その時、本棚の中で整理されていない(おそらくは何かを隠したと思われる)部分に、スパコンのカタログがあるのに気が付いた。
(はて、学部のはこの間レンタル替えしたんじゃなかったっけ?)
そう思いながらも、僕は、よせばいいのに、ついついその辺を突っ込んでしまった。
「あれ?もうスパコン、レンタル換えの時期でしたっけ?」
「ぎくっ!」
二人の上に大きな吹き出しが見えた様な気がした。冷や汗でびっしょりになっている。僕は自分が地雷を踏んでしまったことを察知した。

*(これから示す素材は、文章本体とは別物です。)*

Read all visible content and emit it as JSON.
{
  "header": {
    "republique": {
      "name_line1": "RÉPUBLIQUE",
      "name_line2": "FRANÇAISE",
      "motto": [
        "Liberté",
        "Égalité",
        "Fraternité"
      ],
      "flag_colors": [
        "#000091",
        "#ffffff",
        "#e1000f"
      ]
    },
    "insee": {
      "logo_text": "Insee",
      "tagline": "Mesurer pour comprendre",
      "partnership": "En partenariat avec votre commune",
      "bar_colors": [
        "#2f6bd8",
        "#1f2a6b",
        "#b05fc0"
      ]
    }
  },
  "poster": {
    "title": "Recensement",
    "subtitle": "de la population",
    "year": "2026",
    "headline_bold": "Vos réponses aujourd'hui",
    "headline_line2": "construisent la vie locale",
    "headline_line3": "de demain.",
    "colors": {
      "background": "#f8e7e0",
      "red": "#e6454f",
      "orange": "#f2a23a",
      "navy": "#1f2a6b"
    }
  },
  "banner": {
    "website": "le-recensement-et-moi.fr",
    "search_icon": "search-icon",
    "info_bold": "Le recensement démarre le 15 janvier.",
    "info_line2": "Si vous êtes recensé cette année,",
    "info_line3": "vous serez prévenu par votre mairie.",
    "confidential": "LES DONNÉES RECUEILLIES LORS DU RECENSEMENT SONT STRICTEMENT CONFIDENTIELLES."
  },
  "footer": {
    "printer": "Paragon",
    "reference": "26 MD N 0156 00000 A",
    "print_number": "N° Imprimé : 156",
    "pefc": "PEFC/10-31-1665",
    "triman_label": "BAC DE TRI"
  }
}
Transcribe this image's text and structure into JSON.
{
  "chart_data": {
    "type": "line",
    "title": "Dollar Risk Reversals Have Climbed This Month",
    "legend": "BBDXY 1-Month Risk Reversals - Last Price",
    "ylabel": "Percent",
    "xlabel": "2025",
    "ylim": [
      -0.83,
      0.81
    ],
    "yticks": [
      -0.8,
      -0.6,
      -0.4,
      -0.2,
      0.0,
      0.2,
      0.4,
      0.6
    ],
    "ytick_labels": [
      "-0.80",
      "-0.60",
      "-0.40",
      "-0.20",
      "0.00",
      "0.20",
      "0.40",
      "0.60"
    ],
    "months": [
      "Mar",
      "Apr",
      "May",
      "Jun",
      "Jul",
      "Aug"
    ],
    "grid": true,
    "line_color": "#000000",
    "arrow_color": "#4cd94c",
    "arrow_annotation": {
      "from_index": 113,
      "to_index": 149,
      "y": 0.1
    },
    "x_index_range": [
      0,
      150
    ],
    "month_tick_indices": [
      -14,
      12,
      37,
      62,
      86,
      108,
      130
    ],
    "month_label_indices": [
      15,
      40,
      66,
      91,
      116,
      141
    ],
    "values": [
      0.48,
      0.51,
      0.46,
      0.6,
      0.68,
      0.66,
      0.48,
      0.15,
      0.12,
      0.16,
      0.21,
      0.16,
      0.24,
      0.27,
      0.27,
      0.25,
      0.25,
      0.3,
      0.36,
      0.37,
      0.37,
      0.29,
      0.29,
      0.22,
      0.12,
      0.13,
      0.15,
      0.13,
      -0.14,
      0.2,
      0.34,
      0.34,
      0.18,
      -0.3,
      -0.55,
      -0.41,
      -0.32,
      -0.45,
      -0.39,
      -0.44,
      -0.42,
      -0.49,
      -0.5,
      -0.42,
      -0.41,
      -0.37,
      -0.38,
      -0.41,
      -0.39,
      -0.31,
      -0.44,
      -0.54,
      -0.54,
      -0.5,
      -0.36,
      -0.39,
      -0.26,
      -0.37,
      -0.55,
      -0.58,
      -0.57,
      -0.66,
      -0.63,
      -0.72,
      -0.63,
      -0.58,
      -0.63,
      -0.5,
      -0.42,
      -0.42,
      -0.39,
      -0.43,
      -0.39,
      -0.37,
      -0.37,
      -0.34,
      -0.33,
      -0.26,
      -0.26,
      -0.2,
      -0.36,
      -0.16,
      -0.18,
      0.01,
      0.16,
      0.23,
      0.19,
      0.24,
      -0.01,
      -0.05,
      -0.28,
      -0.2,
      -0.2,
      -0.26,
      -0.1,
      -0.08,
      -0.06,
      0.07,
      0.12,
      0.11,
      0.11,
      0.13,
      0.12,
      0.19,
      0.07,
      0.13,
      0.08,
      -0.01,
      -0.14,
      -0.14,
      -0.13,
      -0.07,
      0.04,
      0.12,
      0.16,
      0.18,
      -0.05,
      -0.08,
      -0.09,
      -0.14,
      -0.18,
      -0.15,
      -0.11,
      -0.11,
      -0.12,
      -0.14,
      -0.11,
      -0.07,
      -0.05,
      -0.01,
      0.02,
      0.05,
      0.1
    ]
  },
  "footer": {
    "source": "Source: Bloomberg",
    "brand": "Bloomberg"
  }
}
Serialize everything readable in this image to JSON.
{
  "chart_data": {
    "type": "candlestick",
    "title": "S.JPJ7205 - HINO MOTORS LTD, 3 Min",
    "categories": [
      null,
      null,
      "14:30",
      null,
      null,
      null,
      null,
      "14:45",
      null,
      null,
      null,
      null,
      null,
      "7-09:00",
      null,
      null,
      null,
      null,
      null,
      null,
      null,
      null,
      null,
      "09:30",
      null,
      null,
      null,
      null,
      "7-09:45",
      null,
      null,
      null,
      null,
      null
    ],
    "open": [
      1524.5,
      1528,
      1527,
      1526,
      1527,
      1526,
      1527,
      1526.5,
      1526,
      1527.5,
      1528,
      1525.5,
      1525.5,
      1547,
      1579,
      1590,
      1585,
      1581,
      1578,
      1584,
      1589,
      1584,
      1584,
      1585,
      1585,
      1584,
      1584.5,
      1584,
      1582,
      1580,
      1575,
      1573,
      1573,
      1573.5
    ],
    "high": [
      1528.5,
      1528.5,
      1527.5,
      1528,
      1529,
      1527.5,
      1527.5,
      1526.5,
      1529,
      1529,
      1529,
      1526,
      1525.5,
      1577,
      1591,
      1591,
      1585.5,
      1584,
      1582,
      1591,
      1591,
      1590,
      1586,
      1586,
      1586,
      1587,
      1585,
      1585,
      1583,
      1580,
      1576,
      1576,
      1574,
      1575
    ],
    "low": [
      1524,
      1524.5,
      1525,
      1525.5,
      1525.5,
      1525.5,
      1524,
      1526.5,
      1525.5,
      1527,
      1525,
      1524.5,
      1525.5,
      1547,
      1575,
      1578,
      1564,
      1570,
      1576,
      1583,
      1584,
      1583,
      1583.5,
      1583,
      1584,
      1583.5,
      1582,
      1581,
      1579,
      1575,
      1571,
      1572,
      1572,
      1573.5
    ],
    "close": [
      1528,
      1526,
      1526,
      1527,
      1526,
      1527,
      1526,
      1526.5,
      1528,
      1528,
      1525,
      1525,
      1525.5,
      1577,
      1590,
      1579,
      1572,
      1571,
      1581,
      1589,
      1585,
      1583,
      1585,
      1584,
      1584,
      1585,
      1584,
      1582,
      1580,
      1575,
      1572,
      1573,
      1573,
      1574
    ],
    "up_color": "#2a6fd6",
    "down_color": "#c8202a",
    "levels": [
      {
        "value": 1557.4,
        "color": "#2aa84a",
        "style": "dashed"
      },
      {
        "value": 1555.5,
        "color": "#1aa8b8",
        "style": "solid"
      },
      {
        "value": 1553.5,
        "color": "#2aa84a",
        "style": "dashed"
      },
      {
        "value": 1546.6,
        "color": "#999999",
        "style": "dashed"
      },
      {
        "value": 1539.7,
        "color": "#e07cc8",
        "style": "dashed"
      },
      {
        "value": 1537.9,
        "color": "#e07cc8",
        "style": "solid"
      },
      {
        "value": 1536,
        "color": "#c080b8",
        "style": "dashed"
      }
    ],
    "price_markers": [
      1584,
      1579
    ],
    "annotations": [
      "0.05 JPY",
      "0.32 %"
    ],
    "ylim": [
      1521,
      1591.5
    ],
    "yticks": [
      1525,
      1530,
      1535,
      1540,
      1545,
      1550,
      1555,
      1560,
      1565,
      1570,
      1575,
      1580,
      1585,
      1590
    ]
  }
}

今度はスパコンか。もしかして研究室で買うつもりなのか?一体何に使うんだろうか、そんなものを。
「あら、今度はスーパーコンピューターですか。」
「ぎくぎくっ!」
僕たち三人は慌てて後ろを振り向いた。そこにはチッチさんが立っていた。
「あ、いやその・・・樋口くん・・・いやぁ、何と言おうか・・・」
チッチさんはニッコリ笑ってこう言った。
「あら、あのコンピューターは学部で購入した物で、うちの研究室からは一切費用を出してないものですから、ちゃんと手続きさえ取っていただければ、別に何に使おうと気になさる必要はございませんわ。」
「え?いや、それはまぁそうなんだが・・・」
「そ、そうですよね、教授!何も気にすることなんてないですよ。君もそう思うだろ、大越君?」
井手さんは何を慌てているのか、しどろもどろになりかけながら僕に同意を求めてきた。
「はぁ・・・学部で導入するスーパーコンピューターを使う分には、何も問題ないと思いますけど・・・」
そう、共用物だし、手続きさえちゃんとしていれば問題は何もない。
「では私は仕事がありますので。」
一礼すると、チッチさんは隣の部屋へと続く扉を開け、ふと、思い出したように立ち止まって、こちらを振り向いた。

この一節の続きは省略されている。